Chloe sat beside him on the sofa, her palm smoothing his hair, her brow furrowed with concern. Mark’s face was pale, sweat springing in tiny beads on his forehead.

‘Is it still bad?’

‘Yes.’

‘Will you be all right to stay here with Jake for a few minutes? While I go to the chemist?’

He nodded.

There was an all-night pharmacy fifteen minutes’ walk from the house. Chloe returned to find Mark’s features contorted in a grimace of agony, an expression he tried to suppress as she walked in.

Mark took the pills, pronounced the pain a little easier after ten minutes, and went to bed.

He never woke up.

As the summer morning light slanted through a crack in the curtains, Chloe, lying beside her husband, stretched an arm across his chest, felt him cold and unresponsive. She sat up in panic, saw his eyes closed, his lips slightly parted.

No rise and fall of his chest.

She called his name, slapped her fingers against his cheeks, shook him increasingly frantically. Then she backed across the bed, groping behind her for the phone on the bedside table, her stare fixed on her motionless husband, her knuckles crammed into her mouth to stifle the scream that was building in her chest.

The coroner’s report was straightforward. The immediate cause of death was a cerebral haemorrhage resulting from a ruptured berry aneurysm. Unbeknown to Mark, he’d had a tiny swelling in one of the vessels in his brain where the wall was weakened. The piercing headaches he’d been getting were caused by minute leaks of blood as the vessel wall was breached, a fraction of a millimetre at a time. The tipping point came on the day the headaches had become constant. At some time in the night, the vessel had burst completely.

Could the damaged vessel have been repaired in time to save his life? Possibly, decided the coroner. But while the misdiagnosis of migraine was unfortunate, it didn’t, in the coroner’s view, represent medical negligence. A regrettable but forgivable error had been made.

Forgivable. Well, not to Chloe. In the white heat of grief and fury she’d lived through for the first few weeks after Mark’s death, she’d explored legal action against the doctor who’d attended Mark. Her lawyer, a friend and colleague of her late husband’s, had in the end persuaded her not to go through with it.

‘He’s a rotten doctor, Chloe.
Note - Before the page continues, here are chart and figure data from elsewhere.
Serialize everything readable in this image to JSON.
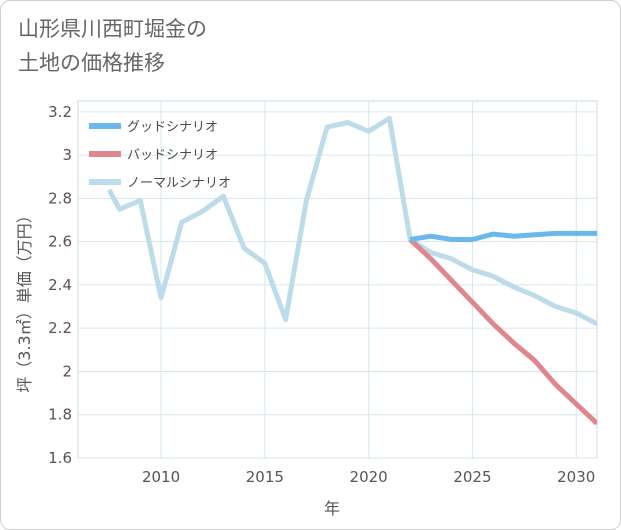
{
  "title": {
    "line1": "山形県川西町堀金の",
    "line2": "土地の価格推移"
  },
  "chart_data": {
    "type": "line",
    "xlabel": "年",
    "ylabel": "坪（3.3㎡）単価（万円）",
    "xlim": [
      2006,
      2031
    ],
    "ylim": [
      1.6,
      3.25
    ],
    "xticks": [
      2010,
      2015,
      2020,
      2025,
      2030
    ],
    "xtick_labels": [
      "2010",
      "2015",
      "2020",
      "2025",
      "2030"
    ],
    "yticks": [
      1.6,
      1.8,
      2,
      2.2,
      2.4,
      2.6,
      2.8,
      3,
      3.2
    ],
    "ytick_labels": [
      "1.6",
      "1.8",
      "2",
      "2.2",
      "2.4",
      "2.6",
      "2.8",
      "3",
      "3.2"
    ],
    "grid": true,
    "legend_position": "top-left",
    "series": [
      {
        "name": "グッドシナリオ",
        "color": "#6bb8ee",
        "x": [
          2022,
          2023,
          2024,
          2025,
          2026,
          2027,
          2028,
          2029,
          2030,
          2031
        ],
        "values": [
          2.61,
          2.625,
          2.61,
          2.61,
          2.635,
          2.625,
          2.632,
          2.638,
          2.638,
          2.638
        ]
      },
      {
        "name": "バッドシナリオ",
        "color": "#e0868f",
        "x": [
          2022,
          2023,
          2024,
          2025,
          2026,
          2027,
          2028,
          2029,
          2030,
          2031
        ],
        "values": [
          2.61,
          2.52,
          2.42,
          2.32,
          2.22,
          2.13,
          2.05,
          1.94,
          1.85,
          1.76
        ]
      },
      {
        "name": "ノーマルシナリオ",
        "color": "#bddcea",
        "x": [
          2007.5,
          2008,
          2009,
          2010,
          2011,
          2012,
          2013,
          2014,
          2015,
          2016,
          2017,
          2018,
          2019,
          2020,
          2021,
          2022,
          2023,
          2024,
          2025,
          2026,
          2027,
          2028,
          2029,
          2030,
          2031
        ],
        "values": [
          2.84,
          2.75,
          2.79,
          2.34,
          2.69,
          2.74,
          2.81,
          2.57,
          2.5,
          2.24,
          2.79,
          3.13,
          3.15,
          3.11,
          3.17,
          2.61,
          2.55,
          2.52,
          2.47,
          2.44,
          2.39,
          2.35,
          2.3,
          2.27,
          2.22
        ]
      }
    ]
  }
}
You know it, and I know it. And he probably knows it, too. But I’ve looked into this. The signs and symptoms of migraine are diverse enough that he’ll just about get away with saying he made a not unreasonable error. Plus, there’s the coroner’s ruling. You won’t win this, Chloe. I’d take on the case for free if I thought we had a chance. But we don’t. You’ll just prolong the pain you’re already going through, and be faced with the added burden of disappointment at the end.’

So she’d dropped it, and concentrated her energy on Jake, who despite being only a year old was clearly bewildered by what was going on, and by the sudden absence of his daddy. She’d gone back to work after a reasonable absence, but couldn’t pick up the threads again, couldn’t return in the evenings to the townhouse without a feeling not just of sadness and regret but of profound horror at how utterly wrong a turn their lives had taken. Her decision to move, to start a new life with Jake outside the city, had followed quickly.
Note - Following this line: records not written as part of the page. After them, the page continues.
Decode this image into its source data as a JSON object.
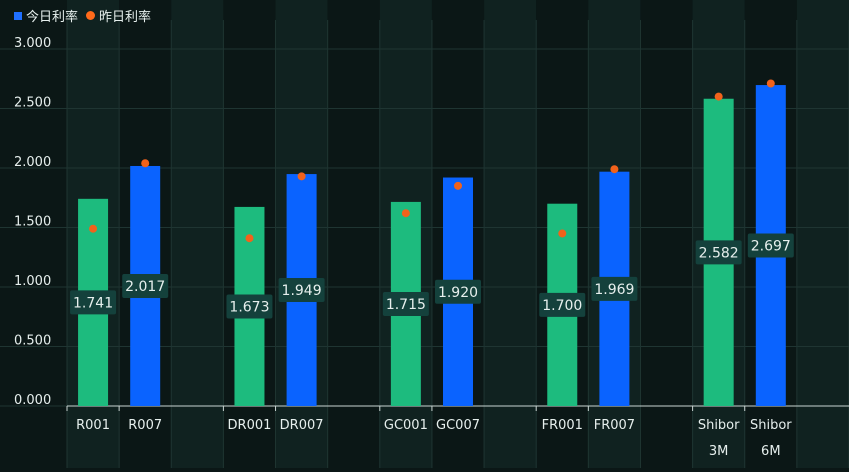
{
  "legend": {
    "today_label": "今日利率",
    "yesterday_label": "昨日利率"
  },
  "colors": {
    "background": "#0b1716",
    "band_alt": "#102220",
    "grid": "#1f3532",
    "overnight_bar": "#1dbb7e",
    "week_bar": "#0a63ff",
    "yesterday_dot": "#f2621b",
    "label_bg": "#14413c",
    "text": "#e6efed"
  },
  "chart_data": {
    "type": "bar",
    "title": "",
    "xlabel": "",
    "ylabel": "",
    "ylim": [
      0,
      3
    ],
    "yticks": [
      "0.000",
      "0.500",
      "1.000",
      "1.500",
      "2.000",
      "2.500",
      "3.000"
    ],
    "grid": true,
    "legend_position": "top-left",
    "groups": [
      {
        "bars": [
          {
            "label": "R001",
            "today": 1.741,
            "today_label": "1.741",
            "yesterday": 1.49,
            "kind": "short"
          },
          {
            "label": "R007",
            "today": 2.017,
            "today_label": "2.017",
            "yesterday": 2.04,
            "kind": "long"
          }
        ]
      },
      {
        "bars": [
          {
            "label": "DR001",
            "today": 1.673,
            "today_label": "1.673",
            "yesterday": 1.41,
            "kind": "short"
          },
          {
            "label": "DR007",
            "today": 1.949,
            "today_label": "1.949",
            "yesterday": 1.93,
            "kind": "long"
          }
        ]
      },
      {
        "bars": [
          {
            "label": "GC001",
            "today": 1.715,
            "today_label": "1.715",
            "yesterday": 1.62,
            "kind": "short"
          },
          {
            "label": "GC007",
            "today": 1.92,
            "today_label": "1.920",
            "yesterday": 1.85,
            "kind": "long"
          }
        ]
      },
      {
        "bars": [
          {
            "label": "FR001",
            "today": 1.7,
            "today_label": "1.700",
            "yesterday": 1.45,
            "kind": "short"
          },
          {
            "label": "FR007",
            "today": 1.969,
            "today_label": "1.969",
            "yesterday": 1.99,
            "kind": "long"
          }
        ]
      },
      {
        "bars": [
          {
            "label": "Shibor\n3M",
            "today": 2.582,
            "today_label": "2.582",
            "yesterday": 2.6,
            "kind": "short"
          },
          {
            "label": "Shibor\n6M",
            "today": 2.697,
            "today_label": "2.697",
            "yesterday": 2.71,
            "kind": "long"
          }
        ]
      }
    ]
  }
}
Sitting alone in the stillness of the cottage, Chloe became aware her neck was wet, and realised the tears had been coursing down her face, as fresh and as stinging as if they were the first ones. When? she wondered. When does it start to get easier?
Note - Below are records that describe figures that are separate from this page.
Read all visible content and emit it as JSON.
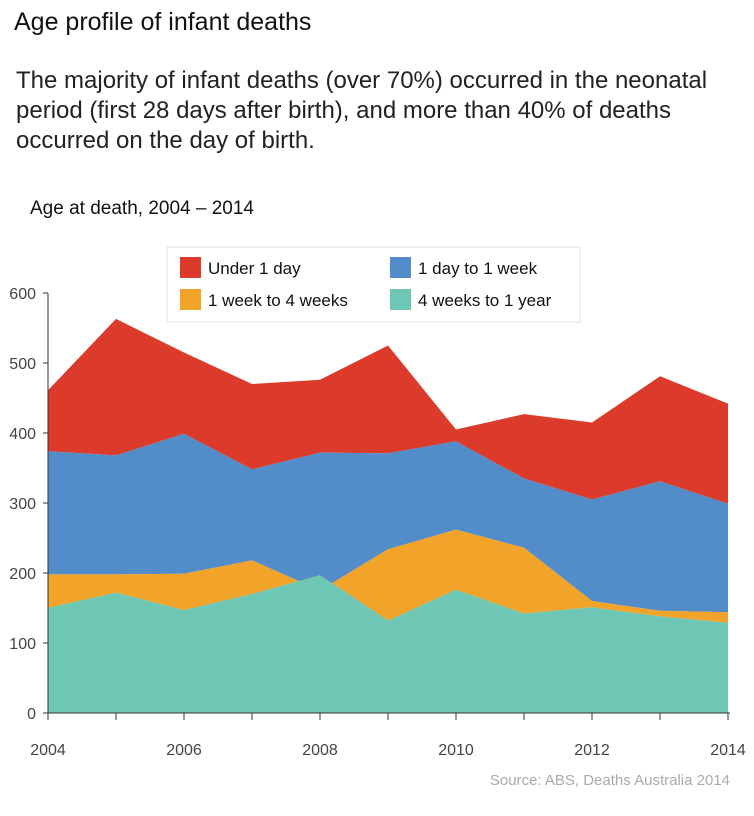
{
  "header": {
    "title": "Age profile of infant deaths",
    "subtitle": "The majority of infant deaths (over 70%) occurred in the neonatal period (first 28 days after birth), and more than 40% of deaths occurred on the day of birth."
  },
  "footer": {
    "source": "Source: ABS, Deaths Australia 2014"
  },
  "chart_data": {
    "type": "area",
    "stacked": true,
    "title": "Age at death, 2004 – 2014",
    "x": [
      2004,
      2005,
      2006,
      2007,
      2008,
      2009,
      2010,
      2011,
      2012,
      2013,
      2014
    ],
    "x_ticks": [
      2004,
      2006,
      2008,
      2010,
      2012,
      2014
    ],
    "y_ticks": [
      0,
      100,
      200,
      300,
      400,
      500,
      600
    ],
    "ylim": [
      0,
      600
    ],
    "xlabel": "",
    "ylabel": "",
    "grid": false,
    "legend_position": "top",
    "series": [
      {
        "name": "4 weeks to 1 year",
        "color": "#6ec7b4",
        "values": [
          150,
          172,
          147,
          170,
          197,
          132,
          176,
          142,
          151,
          138,
          129
        ]
      },
      {
        "name": "1 week to 4 weeks",
        "color": "#f2a42a",
        "values": [
          48,
          26,
          52,
          48,
          -22,
          102,
          86,
          94,
          9,
          8,
          15
        ]
      },
      {
        "name": "1 day to 1 week",
        "color": "#528cc9",
        "values": [
          176,
          170,
          200,
          130,
          197,
          137,
          126,
          99,
          145,
          185,
          155
        ]
      },
      {
        "name": "Under 1 day",
        "color": "#dc3a2a",
        "values": [
          87,
          195,
          116,
          122,
          104,
          154,
          17,
          92,
          110,
          150,
          143
        ]
      }
    ],
    "legend_order": [
      "Under 1 day",
      "1 day to 1 week",
      "1 week to 4 weeks",
      "4 weeks to 1 year"
    ]
  }
}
On her way to bed, she caught sight of George, the toy monkey, which after all the drama earlier had now been left on the dining room table. Dr Carlyle’s image came into her mind. It had been good of him to return the toy.

He was a likeable man, and clearly great with kids. And he was a charmer, there was no doubt about that. Charming to women.

But underneath it all, he was one of them. One of the arrogant, self-righteous clique who’d allowed her husband, her Mark, the man to whom she’d pledged her life, to die. However unfair it was to him as an individual, while she could tolerate Dr Carlyle, she could never bring herself to trust him.

Chloe drew up the covers and hoped sleep would come soon. Her hopes were in vain.